Donations of non-perishable food items to the local food bank are encouraged.

In just one 2017 season Houston, Florida, and the Caribbean were changed forever. Three hurricanes swept in from the Atlantic one after another, shattering storm records and killing hundreds of people. First, Harvey brought catastrophic rain and flooding to Houston, causing $125 billion in damage. Less than two weeks later, Irma lashed the Caribbean with 185 mile per hour winds - and left the island of Barbuda uninhabitable. Hot on Irma's heels, Maria intensified from a Category 1 to a Category 5 hurricane in just 15 hours, then ravaged Puerto Rico and left millions of people without power. As the planet warms, are these superstorms the new normal? And as the U.S. faces the next hurricane season, does it need to prepare for the reality of climate refugees? NOVA takes you inside the 2017 superstorms and the cutting-edge research that will determine how well equipped we are to deal with hurricanes in the future.

February 7th: Fox Tales
Not rated.
Showing at 4:00 & 7:00 p.m. at the Lewis and Clark Interpretive Center. Runtime is 60 minutes.
Donations of non-perishable food items to the local food bank are encouraged.

On a high ridge in Newfoundland, Canada, nestled between the Atlantic Ocean and the borders of an old grove forest, a Red fox, the matron of her family group, gives birth yet again. Follow the pups as they grow and learn to hunt, adapt, and survive. Explore the family dynamic of these clever creatures as bonds are formed. But the vixen knows that not all her cubs will inherit these tall trees, crystal lakes, and the ocean spray. Before the snows come again, she will have to banish some of her offspring for the good of the family. We also hear from scientists in Madison, Wisconsin and Bristol, England, about their studies on urban Red foxes who are facing a much different challenge than their Canadian counterparts. And another scientist tracks how Red foxes are moving out to the Arctic tundra and surviving in one of the harshest landscapes.

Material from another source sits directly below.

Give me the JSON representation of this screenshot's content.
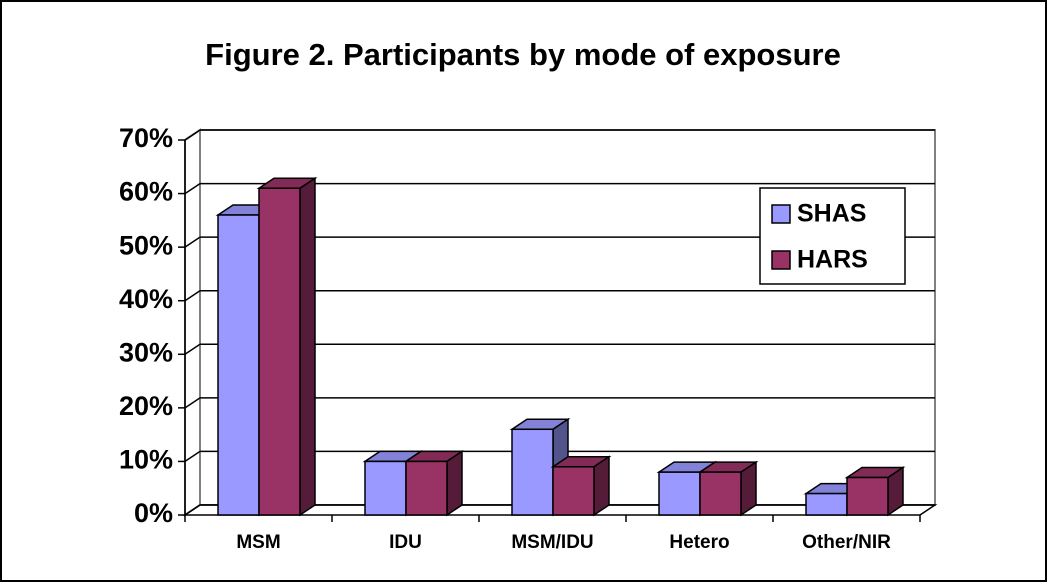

February 14th: Death Dive to Saturn
Rated G.
Showing at 4:00 & 7:00 p.m. at the Lewis and Clark Interpretive Center. Runtime is 60 minutes.
Donations of non-perishable food items to the local food bank are encouraged.

Almost everything we know today about the beautiful giant ringed planet comes from Cassini, the NASA mission that launched in 1997 and arrived at Saturn in 2004. Since then, the space probe has been beaming home miraculous images and scientific data, revealing countless wonders about the planet, its rings and 62 moons - including some that could harbor life. As the mission approaches its final days in 2017, it attempts one last set of daring maneuvers - diving between the innermost ring and the top of Saturn's atmosphere. Aiming to skim less than 2000 miles above the cloud tops, no spacecraft has ever gone so close to Saturn, and hopes are high for incredible observations that could solve major mysteries about the planet's core. But such a daring maneuver comes with many risks and is no slam dunk. In fact, slamming into rocks in the rings is a real possibility. Join NASA engineers for the tense and triumphant moments as they find out if their bold re-programming has worked, and discover the wonders that Cassini has revealed over the years.